O di quale ingegno fossero frutto i ponti sospesi e ballerini che congiungevano le due anime della città di Rishikesh, quella più commerciale e quella più spirituale. Che percorsi a piedi insieme ad almeno altre mille persone contemporaneamente, mentre motorini in corsa verso chissà dove sfrecciavano senza annunciarsi a destra o a sinistra, creavano impassibilità al pericolo.

In questa apparente frenesia il tempo scorreva lento, scandito da canti e suoni onnipresenti provenienti dai templi, mentre orde di folle si recavano alle cerimonie sacre sul fiume, a piedi scalzi, sotto gli occhi scrutatori di scimmiette alla ricerca di una noce di cocco da rubare.

Rishikesh spremitura canna da zucchero Ganga River

Ma non parlerò di tutto ciò.
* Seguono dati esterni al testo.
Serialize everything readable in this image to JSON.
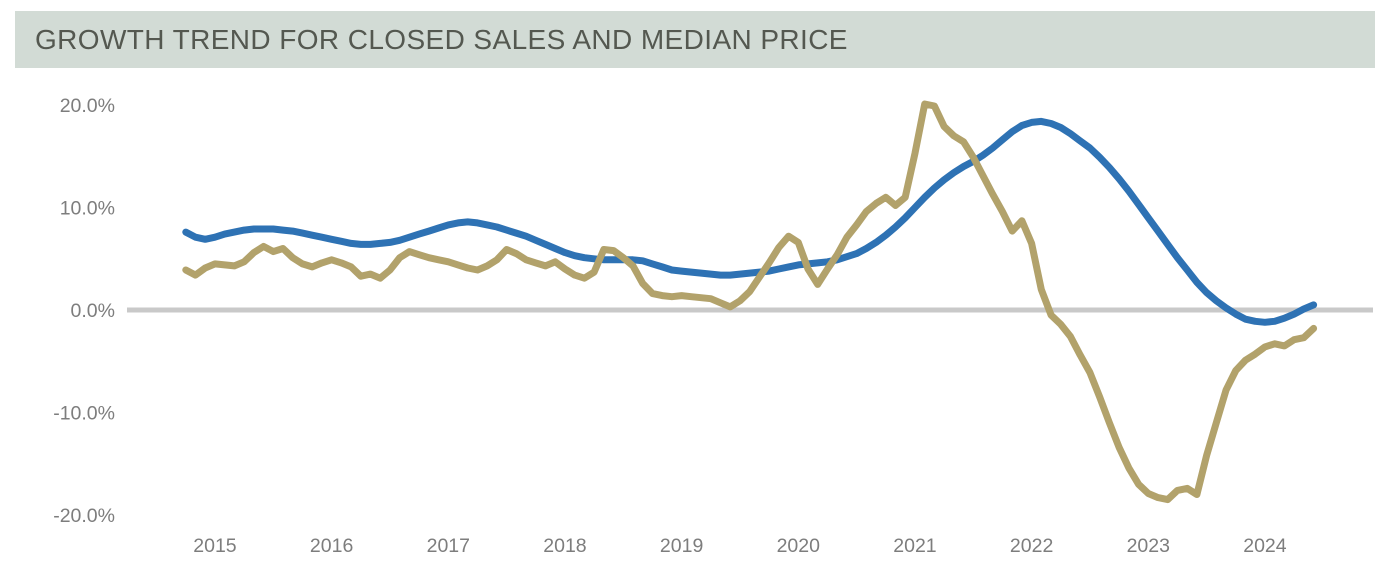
{
  "header": {
    "title": "GROWTH TREND FOR CLOSED SALES AND MEDIAN PRICE",
    "background_color": "#d2dbd5",
    "text_color": "#545850"
  },
  "chart_data": {
    "type": "line",
    "title": "GROWTH TREND FOR CLOSED SALES AND MEDIAN PRICE",
    "x_unit": "month",
    "x_start": "2014-10",
    "x_end": "2024-06",
    "x_tick_labels": [
      "2015",
      "2016",
      "2017",
      "2018",
      "2019",
      "2020",
      "2021",
      "2022",
      "2023",
      "2024"
    ],
    "y_ticks": [
      {
        "value": 20,
        "label": "20.0%"
      },
      {
        "value": 10,
        "label": "10.0%"
      },
      {
        "value": 0,
        "label": "0.0%"
      },
      {
        "value": -10,
        "label": "-10.0%"
      },
      {
        "value": -20,
        "label": "-20.0%"
      }
    ],
    "ylim": [
      -22,
      22
    ],
    "grid": false,
    "legend": "none",
    "zero_line_color": "#c9c9c9",
    "axis_label_color": "#7d7d7d",
    "series": [
      {
        "name": "Median Price",
        "color": "#2e72b4",
        "values": [
          7.6,
          7.1,
          6.9,
          7.1,
          7.4,
          7.6,
          7.8,
          7.9,
          7.9,
          7.9,
          7.8,
          7.7,
          7.5,
          7.3,
          7.1,
          6.9,
          6.7,
          6.5,
          6.4,
          6.4,
          6.5,
          6.6,
          6.8,
          7.1,
          7.4,
          7.7,
          8.0,
          8.3,
          8.5,
          8.6,
          8.5,
          8.3,
          8.1,
          7.8,
          7.5,
          7.2,
          6.8,
          6.4,
          6.0,
          5.6,
          5.3,
          5.1,
          5.0,
          4.9,
          4.9,
          4.9,
          4.9,
          4.8,
          4.5,
          4.2,
          3.9,
          3.8,
          3.7,
          3.6,
          3.5,
          3.4,
          3.4,
          3.5,
          3.6,
          3.7,
          3.8,
          4.0,
          4.2,
          4.4,
          4.5,
          4.6,
          4.7,
          4.9,
          5.2,
          5.5,
          6.0,
          6.6,
          7.3,
          8.1,
          9.0,
          10.0,
          11.0,
          11.9,
          12.7,
          13.4,
          14.0,
          14.5,
          15.1,
          15.8,
          16.6,
          17.4,
          18.0,
          18.3,
          18.4,
          18.2,
          17.8,
          17.2,
          16.5,
          15.8,
          14.9,
          13.9,
          12.8,
          11.6,
          10.3,
          9.0,
          7.7,
          6.4,
          5.1,
          3.9,
          2.7,
          1.7,
          0.9,
          0.2,
          -0.4,
          -0.9,
          -1.1,
          -1.2,
          -1.1,
          -0.8,
          -0.4,
          0.1,
          0.5
        ]
      },
      {
        "name": "Closed Sales",
        "color": "#b2a26b",
        "values": [
          3.9,
          3.4,
          4.1,
          4.5,
          4.4,
          4.3,
          4.7,
          5.6,
          6.2,
          5.7,
          6.0,
          5.1,
          4.5,
          4.2,
          4.6,
          4.9,
          4.6,
          4.2,
          3.3,
          3.5,
          3.1,
          3.9,
          5.1,
          5.7,
          5.4,
          5.1,
          4.9,
          4.7,
          4.4,
          4.1,
          3.9,
          4.3,
          4.9,
          5.9,
          5.5,
          4.9,
          4.6,
          4.3,
          4.7,
          4.0,
          3.4,
          3.1,
          3.7,
          5.9,
          5.8,
          5.1,
          4.3,
          2.6,
          1.6,
          1.4,
          1.3,
          1.4,
          1.3,
          1.2,
          1.1,
          0.7,
          0.3,
          0.9,
          1.8,
          3.2,
          4.6,
          6.1,
          7.2,
          6.6,
          4.0,
          2.5,
          4.0,
          5.4,
          7.1,
          8.3,
          9.6,
          10.4,
          11.0,
          10.2,
          11.0,
          15.3,
          20.1,
          19.9,
          17.9,
          17.0,
          16.4,
          14.9,
          13.1,
          11.3,
          9.6,
          7.7,
          8.7,
          6.5,
          2.0,
          -0.5,
          -1.4,
          -2.6,
          -4.4,
          -6.1,
          -8.5,
          -11.0,
          -13.4,
          -15.4,
          -17.0,
          -17.9,
          -18.3,
          -18.5,
          -17.6,
          -17.4,
          -18.0,
          -14.2,
          -11.0,
          -7.8,
          -5.9,
          -4.9,
          -4.3,
          -3.6,
          -3.3,
          -3.5,
          -2.9,
          -2.7,
          -1.8
        ]
      }
    ]
  }
}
Vorrei in questo breve racconto lasciare solo uno spunto di riflessione, dicendo che quando arrivai in quella scuola di Rishikesh era il picco dell’inverno, quando la lasciai era primavera.

Ed ogni fatto accaduto tra il capo e la fine di questa esperienza è stato un elemento di trasformazione, dall’inverno alla primavera.

In un viaggio che è stato ben più di un viaggio.

In un viaggio che allo stesso tempo non è stato un viaggio perché è stato come ritrovare casa.

Arrivai che era buio, tornai che era luce.

Il viaggio di andata ancora me lo ricordo interminabile, scomodo, affollato, caotico, timoroso.

Il viaggio di ritorno leggero, aperto, sorprendente, spazioso, sicuro.

Quella seconda fila di sedili vuoti che mi consentiva di allargarmi accanto al finestrino, seguendo la corsa dell’aereo da sud a nord, da est a ovest. Quella corsa da così in alto era libera, leggera, luminosa, svincolata dallo spazio, dal tempo, dai confini.

In quella corsa, a guardare bene, ci siamo noi tutti.